The NY Daily News reports that Chancellor Klein plans to meet with nearly 200 principals over the next couple of weeks about the mayor's current and proposed future budget cuts for the New York City school system.
You see, these New York City principals were given extra money earlier this year for the school budgets "in exchange for higher consequences if they fail to raise test scores" as part of the mayor's and chancellor's vaunted Children First education reform movement.
The extra money could be used for a variety of programs including after-school and Saturday tutoring to help students on the battery of standardized tests the mayor and the chancellor have instituted per year.
Unfortunately for all involved, the U.S. economy has begun to tank (see here) and the mayor has ordered a bunch of city-wide budget cuts including ones in the public school system. Principals were ordered to cut 1.75% from their school budgets this year while much of the central administrative NYCDOE budget was saved. In addition, the mayor has ordered additional cuts to city agency budgets between 5% and 8% for the next fiscal year, although it is unclear just how much schools will have to cut.
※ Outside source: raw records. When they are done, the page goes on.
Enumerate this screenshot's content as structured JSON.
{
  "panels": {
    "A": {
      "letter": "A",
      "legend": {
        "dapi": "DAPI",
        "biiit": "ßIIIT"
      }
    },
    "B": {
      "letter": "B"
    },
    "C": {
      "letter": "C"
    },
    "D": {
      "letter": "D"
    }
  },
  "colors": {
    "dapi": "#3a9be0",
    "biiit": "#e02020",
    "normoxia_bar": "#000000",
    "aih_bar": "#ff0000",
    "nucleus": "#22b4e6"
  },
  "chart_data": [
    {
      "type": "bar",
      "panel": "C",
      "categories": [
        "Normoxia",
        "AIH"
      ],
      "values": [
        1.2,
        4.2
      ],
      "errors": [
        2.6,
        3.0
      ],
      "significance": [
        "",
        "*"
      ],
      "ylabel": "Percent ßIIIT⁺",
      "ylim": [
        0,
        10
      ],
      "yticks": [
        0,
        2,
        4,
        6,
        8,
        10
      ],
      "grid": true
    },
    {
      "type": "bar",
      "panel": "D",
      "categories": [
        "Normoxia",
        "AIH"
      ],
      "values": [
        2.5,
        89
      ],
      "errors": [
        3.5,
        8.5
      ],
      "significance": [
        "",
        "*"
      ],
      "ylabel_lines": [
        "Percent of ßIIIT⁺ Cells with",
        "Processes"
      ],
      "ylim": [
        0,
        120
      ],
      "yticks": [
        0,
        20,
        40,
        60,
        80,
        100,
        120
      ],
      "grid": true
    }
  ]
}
Nonetheless you can bet individual schools will be forced to shoulder the fiscal burden while the central administrative budget (and all those yummy, yummy central administrative consultants and even yummier no-bid contracts handed out to Klein and Bloomberg cronies) will see few if any cuts.
And that makes sense. I mean, why cut the $80 million dollar ARIS computer system that doesn't work the way it's supposed to or the no-bid standardized testing contract Bloomberg handed to McGraw-Hill, the company that STILL hasn't delivered on the standardized ELA tests kids are supposed to be taking nearly nine months after the company first got the contract, when you can cut after-school Regents tutoring, arts and enrichment programs, and field trips and force principals to try and raise their test scores and graduation rates with much less money than they were promised.
Oh, and you can bet the mayor's and chancellor's vaunted school report cards and quality review program won't be cut, even if the programs that might help schools improve in some of the categories measured will be.
Remember, it's Children First and children always, as long as Bloomberg's and Klein's corporate cronies are not hurt in the pocketbook or the balance sheet.
No wonder principals are mad as hell over the budget cuts. Unlike the CEO's from Citigroup, Merrill Lynch and Countrywide Financial who got dragged in front of Congress yesterday after receiving millions in executive "performance" compensation even as they made terrible business mistakes that cost their companies and shareholders hundreds of millions of dollars, you can bet Klein and Bloomberg will hold principals, assistant principals and teachers accountable for "improvement" even as he cuts the school budget by as much as 10% (and perhaps even more if the economy continues to worsen.)
You see, accountability is for everybody except the big-time businessmen, the corporate CEO's, the short-selling hedge fund managers, or billionaire media moguls.